Si me mirase de cerca, si prestase más atención, y no digamos ya si se molestase en volver, entendería que no aprieto los labios porque esté tensa o enfadada. La quise tanto que soy incapaz de enfadarme con ella; sentirme dolida sí, pero por muchos desplantes que tenga conmigo, por muchos silencios que me grite, por mucho que me hable desde su parte más cínica, soy incapaz de enfadarme con ella. Más bien los aprieto porque, como los deje a sus anchas, la matarían con sus gritos de dolor. Y le gastarían el nombre, de todas las veces que se lo han callado. Tanto lo han silenciado que considero que he desperdiciado vida en ese camino.
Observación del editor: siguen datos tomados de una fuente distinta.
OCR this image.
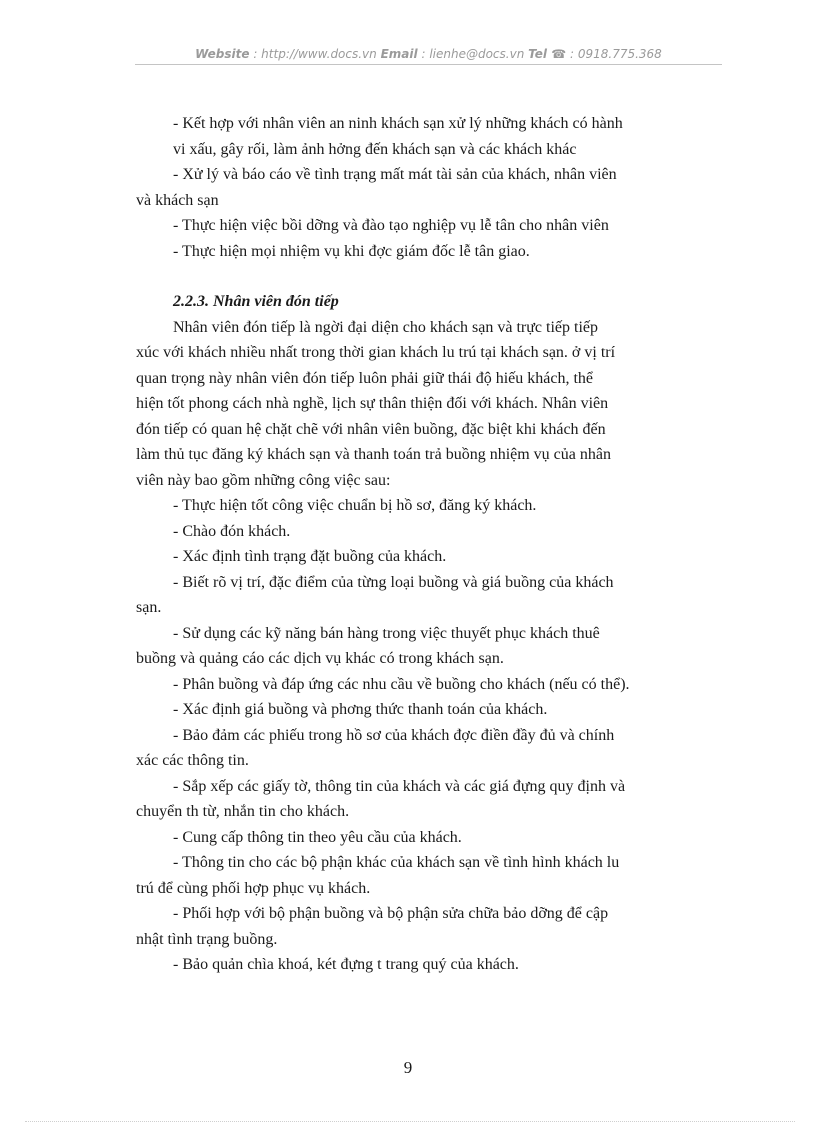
Website : http://www.docs.vn Email : lienhe@docs.vn Tel ☎ : 0918.775.368
- Kết hợp với nhân viên an ninh khách sạn xử lý những khách có hành
vi xấu, gây rối, làm ảnh hởng đến khách sạn và các khách khác
- Xử lý và báo cáo về tình trạng mất mát tài sản của khách, nhân viên
và khách sạn
- Thực hiện việc bồi dỡng và đào tạo nghiệp vụ lễ tân cho nhân viên
- Thực hiện mọi nhiệm vụ khi đợc giám đốc lễ tân giao.
2.2.3. Nhân viên đón tiếp
Nhân viên đón tiếp là ngời đại diện cho khách sạn và trực tiếp tiếp
xúc với khách nhiều nhất trong thời gian khách lu trú tại khách sạn. ở vị trí
quan trọng này nhân viên đón tiếp luôn phải giữ thái độ hiếu khách, thể
hiện tốt phong cách nhà nghề, lịch sự thân thiện đối với khách. Nhân viên
đón tiếp có quan hệ chặt chẽ với nhân viên buồng, đặc biệt khi khách đến
làm thủ tục đăng ký khách sạn và thanh toán trả buồng nhiệm vụ của nhân
viên này bao gồm những công việc sau:
- Thực hiện tốt công việc chuẩn bị hồ sơ, đăng ký khách.
- Chào đón khách.
- Xác định tình trạng đặt buồng của khách.
- Biết rõ vị trí, đặc điểm của từng loại buồng và giá buồng của khách
sạn.
- Sử dụng các kỹ năng bán hàng trong việc thuyết phục khách thuê
buồng và quảng cáo các dịch vụ khác có trong khách sạn.
- Phân buồng và đáp ứng các nhu cầu về buồng cho khách (nếu có thể).
- Xác định giá buồng và phơng thức thanh toán của khách.
- Bảo đảm các phiếu trong hồ sơ của khách đợc điền đầy đủ và chính
xác các thông tin.
- Sắp xếp các giấy tờ, thông tin của khách và các giá đựng quy định và
chuyển th từ, nhắn tin cho khách.
- Cung cấp thông tin theo yêu cầu của khách.
- Thông tin cho các bộ phận khác của khách sạn về tình hình khách lu
trú để cùng phối hợp phục vụ khách.
- Phối hợp với bộ phận buồng và bộ phận sửa chữa bảo dỡng để cập
nhật tình trạng buồng.
- Bảo quản chìa khoá, két đựng t trang quý của khách.
9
Tanto, que me vuelven poeta de versos ahogados en vino.

Unión de olores es la ilusión de esta solitaria con daño, para caminar taciturna por su senda tejida. Dispuesta a recorrer distintos rumbos todo el año y subir la misma montaña toda la vida. Soy pura paradoja. Harapienta me hallaba recién aseada, desierta en mi época de filántropa. Muy furiosa mi naturaleza calmada, eterna infelicidad de experiencias pasadas más afortunadas. Suena absurdo, pero es así.

Algo que también me suena descabellado es cuando mi familia me pregunta «¿te pasa algo?». Yo niego con la cabeza y la mejor de mis sonrisas. No quiero dar explicaciones ni andar justificándome. No quiero que vean que sigo siendo la misma que, cuando sueña con ella, es muy heroica, adornándola con piropos y miradas entregadas; pero cuando la tiene delante, sonríe un milisegundo, incapaz de dejar de temblar, antes de esconder los ojos. La misma boba que le hace la zancadilla a sus propios pasos. La misma que no ha aprendido nada de la mayor hostia sentimental que se ha dado en su vida, por semejante actitud. La misma que teme ser valiente y se acomoda entre el pedernal para no sufrir. La misma que, cuando se enamora, apaga la vista con la esperanza de que la caída no duela mucho. La misma, al fin y al cabo, que termina perdiendo el amor, lamiendo una esperanza que no se merece. La misma que aspira a soportar una vida entre rocas grises.